Jason Herskowitz is a core contributor and co-founder of Deezer and Beats. For music lovers, this increased competition means the continued and deepening user-base fragmentation across multiple music providers. In a vacuum this fragmentation is no big deal, but given the lack of music data portability across different services, this will break the promise of the social web for music fans who can’t easily share what they love.
I fear this fragmentation will inevitably lead services into exclusivity wars, where big checks start flying around to get content that their competitors can’t. It’s certainly not a stretch to expect to see the recently announced upcoming Nine Inch Nails album available only on the service in which its creator, Trent Reznor, is Chief Creative Officer. At SXSW, an executive from Xbox Music confirmed that labels have already started shopping exclusives to the providers.

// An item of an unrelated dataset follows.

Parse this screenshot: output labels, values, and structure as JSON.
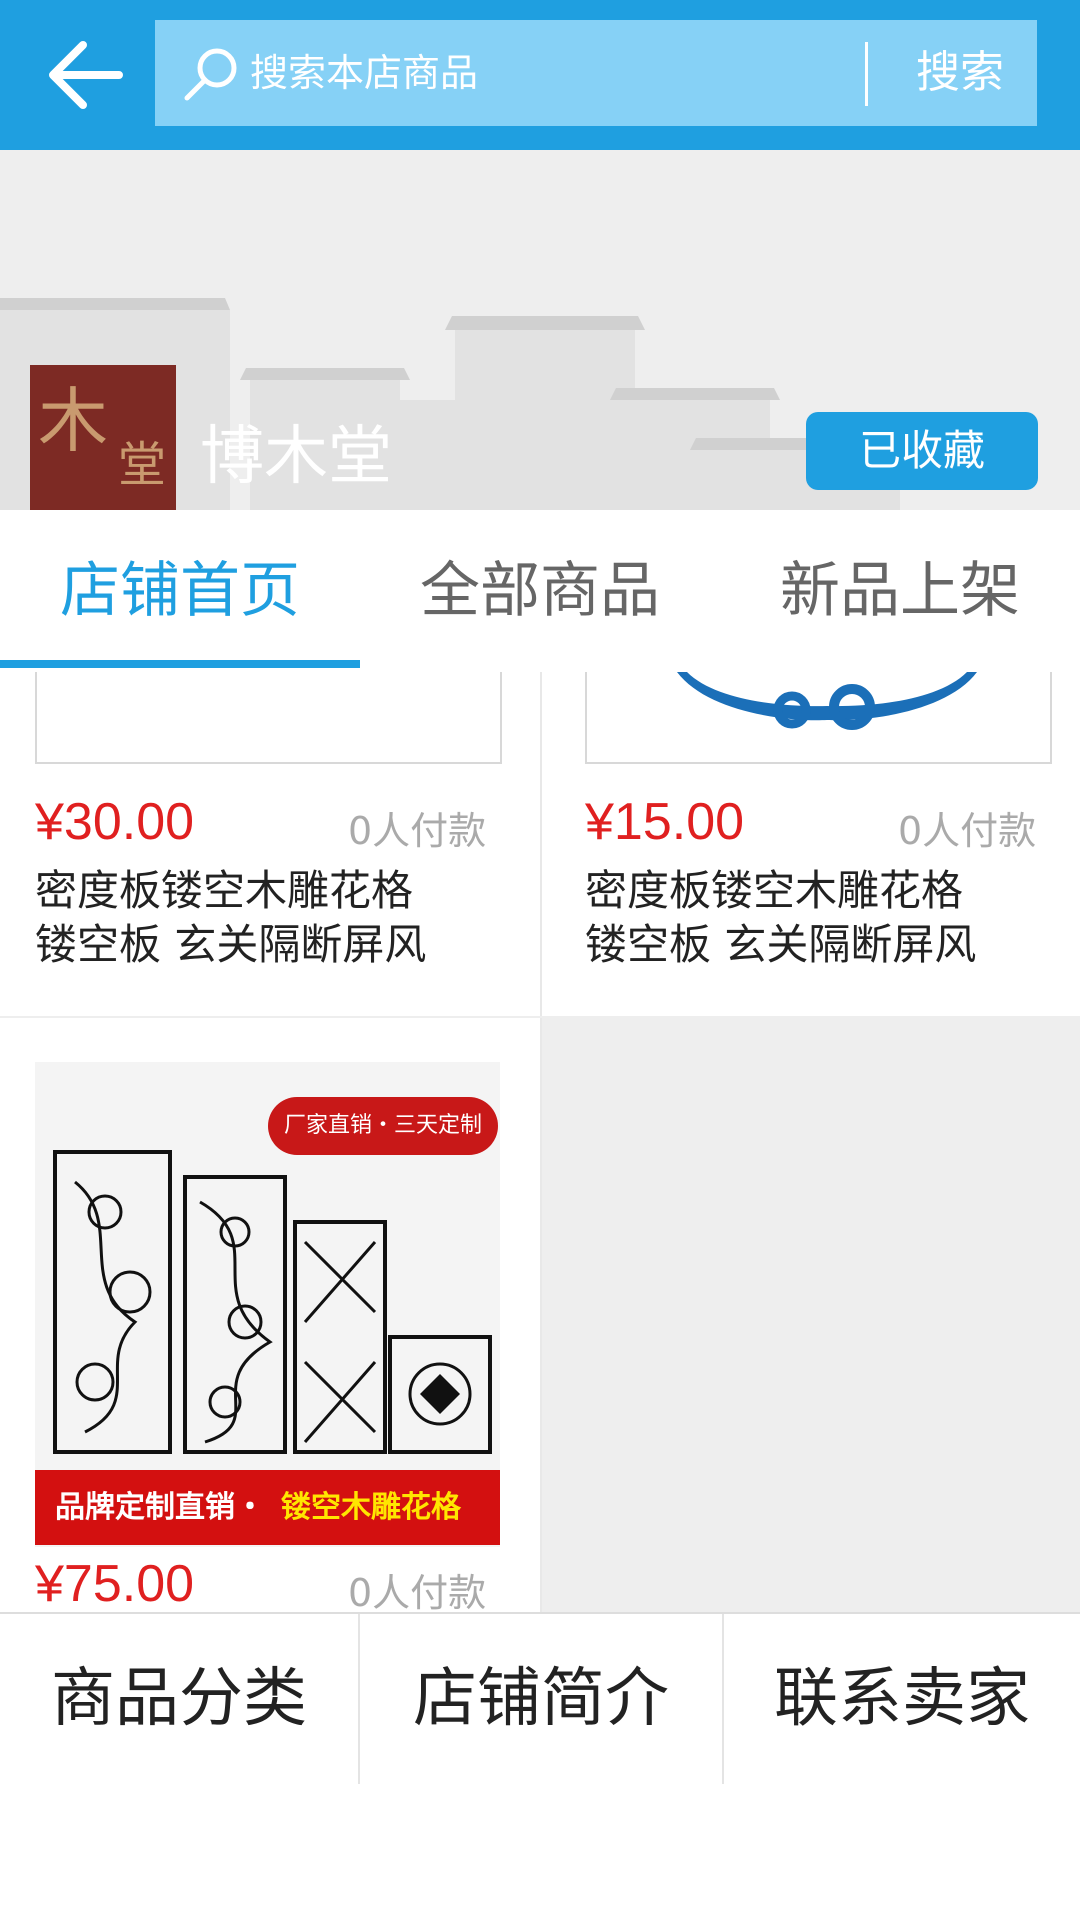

The more competitive the market, the bigger these bidding wars become — which is dangerous and unsustainable on their own, given the economics of the subscription music market today.
The lure of bigger checks (which can be creatively accounted for) incentivizes the rights-holders down a road that ultimately leads us back to the failed model of the first generation of subscription streaming providers: MusicNet vs. PressPlay, where each only had a subset of the content that consumers were looking for.
From there, there are really only two viable paths for a consumer to take to fill the voids: the creation of a music data interoperability layer that allows them to seamlessly piece together multiple disparate sources — or a return to piracy. I don’t think anyone wants the latter, so I am back up on my soapbox about the need to create the former.